Why didn’t the cart driver wake his companions in “Corpse resurrected”?

After reading the story of “Corpse Change” from Strange Tales from Liaozhai Studio, many readers may have the same question. Why didn’t the cart driver wake his companions despite knowing the corpse was haunting?

In “Corpse Change” (or Corpse resurrected), the cart driver’s failure to wake his companions after witnessing the resurrected female corpse stems from physiological instinct and survival logic under extreme terror. This aligns with the story’s horror atmosphere and reflects Pu Songling’s portrayal of human vulnerability in supernatural crises.

Instinctive Response to Fear

As the only awake witness among the four, the driver sees the corpse magically kill his companions but remains silent. This mirrors the paralyzing effect of primal fear:

In non-routine horror scenarios, human behavior shifts from “social morality” to biological survival mode.

Facing an irrational, inhuman threat (the reanimated corpse), self-preservation becomes the sole imperative.

Suddenness and Irreversibility of the Crisis

The corpse attacks with lethal speed. Since companions die almost instantly, shouting is futile–it would only expose the driver. Thus, his silence represents a “lesser of two evils” choice, driven by instinctive self-preservation, not moral indifference.

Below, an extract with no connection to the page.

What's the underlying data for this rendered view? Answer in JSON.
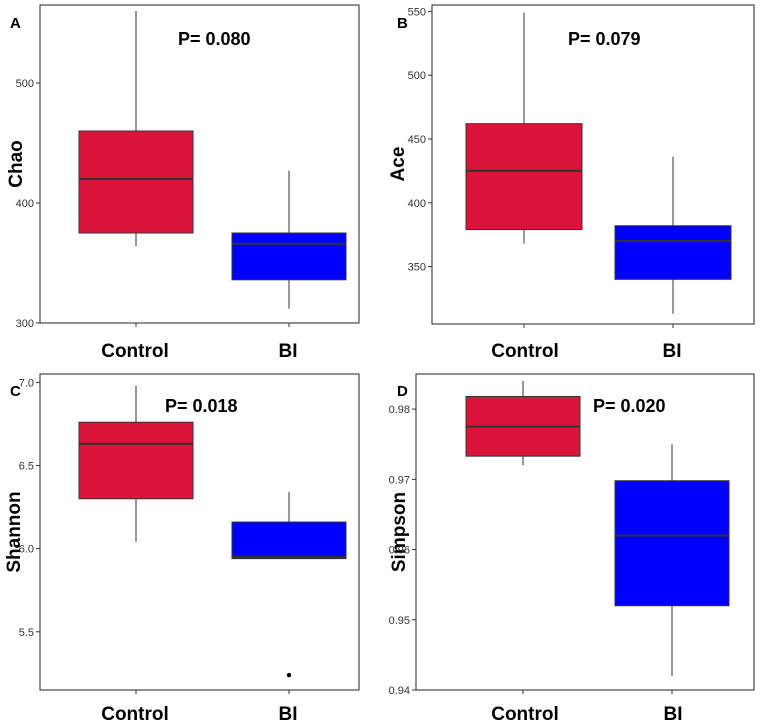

Later, he tried to kick the other men with his feet stealthily, but none of them moved. This proved he cares for his companions but just too scared and dared not make any noise.

Individual Survival as Metaphor for Systemic Oppression

The survived cart driver’s ordeal symbolizes broader societal failure:

  • Isolation during escape: Villagers and monks refuse aid, revealing the cowardice of the oppressed under institutional power.
  • Post-survival distrust: The sole survivor was forced to prove innocence, reflecting the social system’s presumption of guilt toward victims.
  • The corpse’s final pose–petrified while embracing a tree–metaphorizes how bottom-up resistance is crushed and fossilized by institutional forces.